How this Hindi scholar is channeling his savings into charity

Pandey, who retired more than two decades ago and now relies on his pension and mutual fund (MF) systematic withdrawal plans (SWPs), admits that he did not feel the need to commit to any serious investments for a long time after retirement.

Retirement 

Using his retirement benefits, a significant contribution from his son who was working abroad and a small loan, Pandey bought a large house in Banaras in 2000. He retired from BHU the same year but continued to live in a rented accommodation on the campus for two more years until his house was ready to move in.  That house, built on a sprawling 5,000 sq. ft plot of land, formed a major chunk of his net worth then.

Pandey says that instead of receiving a large provident fund corpus, he secured a good pension upon retirement. The pension provided a steady and reliable income stream, helping him meet household expenses. Additionally, the produce from Pandey’s ancestral land took care of most of the family’s food expenses. Local farmers manage this land and in return share their harvest with him.

 

Road to investment

Pandey’s investment journey began only after he sold off his house in 2019. The reason for selling this property was practical—both his daughters were married, and the house had become difficult to maintain. Since Pandey and his wife spent 6-7 months each year visiting their daughters in Mumbai, the upkeep of such a large property impractical. “It was also not sensible to rent out the house as you are not sure about your tenants and we didn’t want to take that sort of stress at our age,” Pandey explains.

Building investments

After selling the house, Pandey received calls from bank relationship managers who wanted him to invest in fixed deposits, but he resisted. His son-in-law then introduced him to Deepali Sen, managing partner at Srujan Financial Services, a Mumbai-based MF distributor.

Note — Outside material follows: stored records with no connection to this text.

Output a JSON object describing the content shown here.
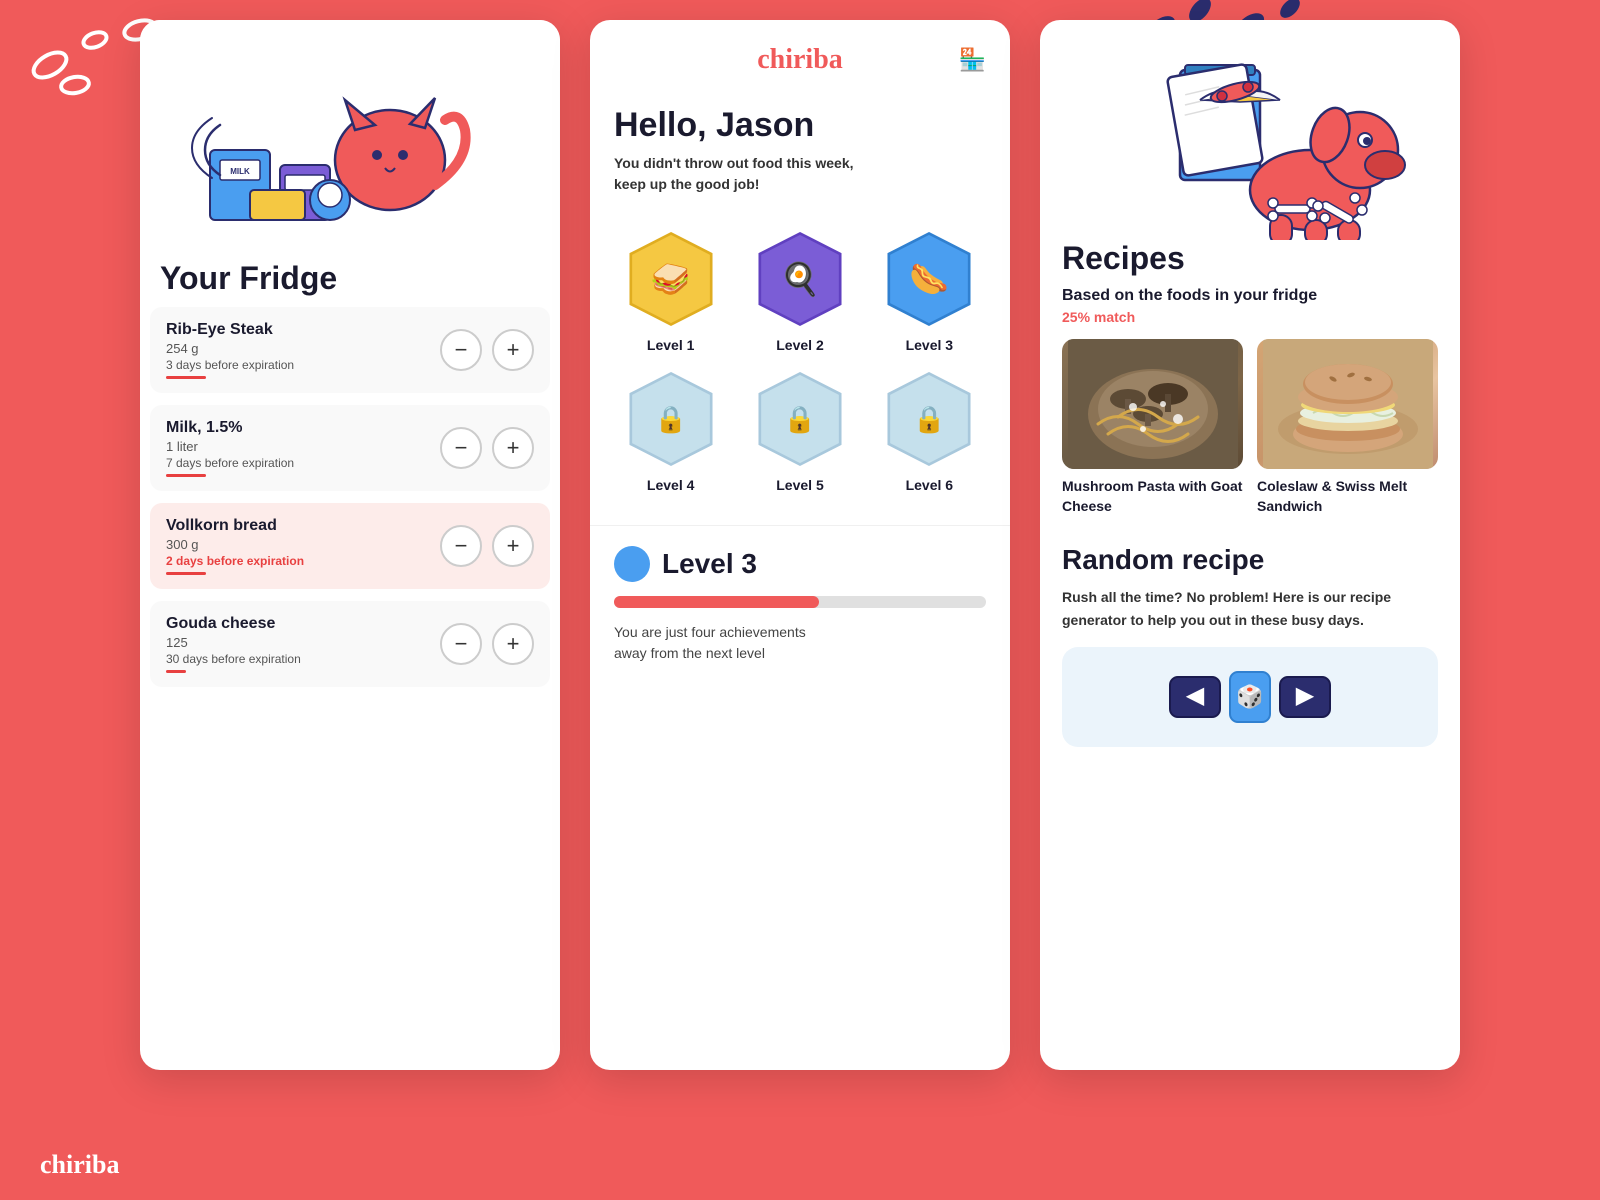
{
  "app": {
    "name": "chiriba",
    "tagline": "chiriba"
  },
  "bottom_bar": {
    "logo": "chiriba"
  },
  "left_panel": {
    "title": "Your Fridge",
    "items": [
      {
        "name": "Rib-Eye Steak",
        "amount": "254 g",
        "expiry": "3 days before expiration",
        "expiry_urgent": false
      },
      {
        "name": "Milk, 1.5%",
        "amount": "1 liter",
        "expiry": "7 days before expiration",
        "expiry_urgent": false
      },
      {
        "name": "Vollkorn bread",
        "amount": "300 g",
        "expiry": "2 days before expiration",
        "expiry_urgent": true
      },
      {
        "name": "Gouda cheese",
        "amount": "125",
        "expiry": "30 days before expiration",
        "expiry_urgent": false
      }
    ]
  },
  "middle_panel": {
    "logo": "chiriba",
    "greeting": "Hello, Jason",
    "subtext": "You didn't throw out food this week,\nkeep up the good job!",
    "levels": [
      {
        "label": "Level 1",
        "color": "#F5C842",
        "unlocked": true,
        "icon": "🥪"
      },
      {
        "label": "Level 2",
        "color": "#7B5DD6",
        "unlocked": true,
        "icon": "🍳"
      },
      {
        "label": "Level 3",
        "color": "#4A9EF0",
        "unlocked": true,
        "icon": "🌭"
      },
      {
        "label": "Level 4",
        "color": "#C5E0EC",
        "unlocked": false,
        "icon": "🔒"
      },
      {
        "label": "Level 5",
        "color": "#C5E0EC",
        "unlocked": false,
        "icon": "🔒"
      },
      {
        "label": "Level 6",
        "color": "#C5E0EC",
        "unlocked": false,
        "icon": "🔒"
      }
    ],
    "current_level": {
      "label": "Level 3",
      "progress_percent": 55,
      "progress_text": "You are just four achievements\naway from the next level"
    }
  },
  "right_panel": {
    "section_title": "Recipes",
    "based_on_title": "Based on the foods in your fridge",
    "match_text": "25% match",
    "recipes": [
      {
        "name": "Mushroom Pasta with Goat Cheese",
        "img_type": "mushroom"
      },
      {
        "name": "Coleslaw & Swiss Melt Sandwich",
        "img_type": "coleslaw"
      }
    ],
    "random_recipe_title": "Random recipe",
    "random_recipe_sub": "Rush all the time? No problem! Here is our recipe\ngenerator to help you out in these busy days."
  }
}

Pandey and his wife invested the proceeds from the house in MFs. Initially, Pandey invested some funds in portfolio management services (PMS) but soon realized that it was not favorable. “We didn’t incur any losses, but we weren’t making any gains either,” he says. He quickly withdrew that money and moved it entirely into MFs.

Investing in MFs, especially equities, was new to Pandey. Sen recalls that their initial meetings involved extensive financial counseling. “We had to reassure him that MFs were suitable for him. We explained that, unlike bank fixed deposits, MFs don’t guarantee returns but equity MFs are linked to India’s economic growth and can offer better returns over the long term. We showed him historical performance and told him that he could expect 12% annualized returns over time,” Sen says.

 

Pandey felt more comfortable with Sen as she knew his son-in-law from their school days. “She told us to be patient for three to four years, and it has worked well for us,” he says.

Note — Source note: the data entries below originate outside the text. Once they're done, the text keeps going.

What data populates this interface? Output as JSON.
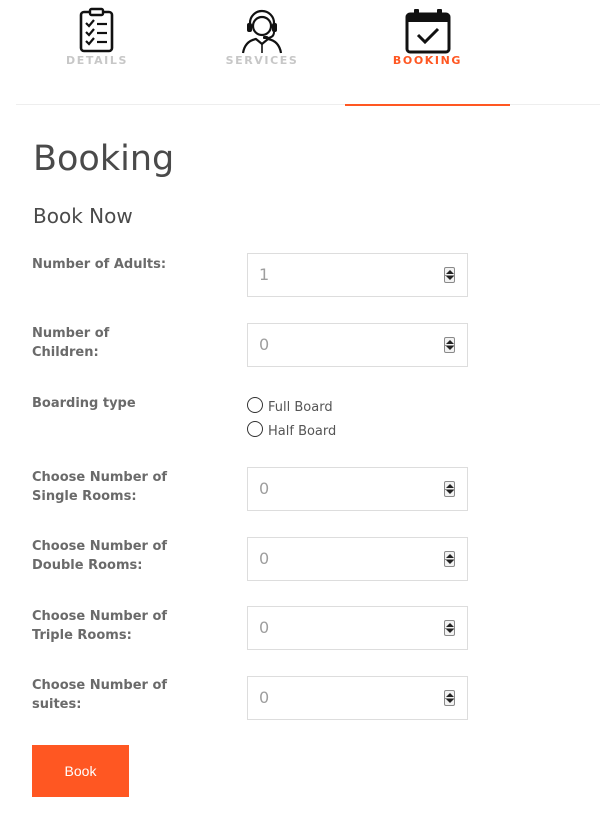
{
  "tabs": [
    {
      "label": "DETAILS",
      "icon": "checklist-icon",
      "active": false
    },
    {
      "label": "SERVICES",
      "icon": "support-agent-icon",
      "active": false
    },
    {
      "label": "BOOKING",
      "icon": "calendar-check-icon",
      "active": true
    }
  ],
  "accent_color": "#ff5722",
  "page": {
    "title": "Booking",
    "subtitle": "Book Now"
  },
  "form": {
    "adults": {
      "label": "Number of Adults:",
      "value": "1"
    },
    "children": {
      "label": "Number of Children:",
      "value": "0"
    },
    "boarding": {
      "label": "Boarding type",
      "options": [
        {
          "label": "Full Board",
          "selected": false
        },
        {
          "label": "Half Board",
          "selected": false
        }
      ]
    },
    "single_rooms": {
      "label": "Choose Number of Single Rooms:",
      "value": "0"
    },
    "double_rooms": {
      "label": "Choose Number of Double Rooms:",
      "value": "0"
    },
    "triple_rooms": {
      "label": "Choose Number of Triple Rooms:",
      "value": "0"
    },
    "suites": {
      "label": "Choose Number of suites:",
      "value": "0"
    }
  },
  "submit_label": "Book"
}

Pandey’s equity investments were made through systematic transfer plans (STPs) to gradually build his portfolio and mitigate the risk of stock market volatility. STPs allow investors to regularly transfer a fixed amount from one mutual fund, typically a liquid fund, to another that is designated for investments.

Sen distributed the family’s corpus equally in equity and debt. Pandey had indicated his intention to buy a smaller house in Banaras, and half of the investment corpus was allocated to debt initially. The couple bought a suitable flat in 2019 but retained 80-85% of the proceeds from the previous property’s sale, keeping the amount invested in MFs.

At present, Pandey’s investment mix stands at 62% in equities and 38% in debt. He has also been using SWPs to manage a part of his household expenses, which account for 4% of his investment corpus. His pension takes care of the remaining household expenses. Of his corpus, 7% is marked out for charity. He also uses his pension to donate to charity and to fund his pilgrimages.

Medical care

Despite the comprehensive medical coverage provided by BHU for the couple, Pandey maintains a separate health care corpus. He prefers to be in Mumbai during the winters as his wife is asthmatic. “Every year, we are in Mumbai for 6-7 months. If there is any medical emergency, my daughters there look after us. Here in Banaras, we don’t have anyone right now in case of an emergency,” he says. “Although BHU covers all our medical needs, it requires a fair bit of paperwork, and I don’t feel right about using BHU funds after retirement. Also, the BHU hospital’s doctors who knew us are no longer there,” he says.

 

Re-balancing

Pandey’s investment portfolio comprises a mix of equity and debt in the ratio of 60:40. Every two years, funds from the oldest equity investments are moved to his debt corpus to cover SWPs for the next two years. In case of a significant emergency or medical need, this shifting is done sooner to replenish the debt corpus. However, such large withdrawals have not been necessary in the last five years since the couple began their MF investment journey.

Pandey’s withdrawal rate for household expenses remains low, thanks to his significant pension funds and lower cost of living. This should ensure that he and his wife can comfortably sustain their investment portfolio throughout their lifetime. Pandey has informed his children not to expect his entire corpus to be left to them. “I tell them that if I give to charity, then all this is ours. If not, what remains is theirs,” he says.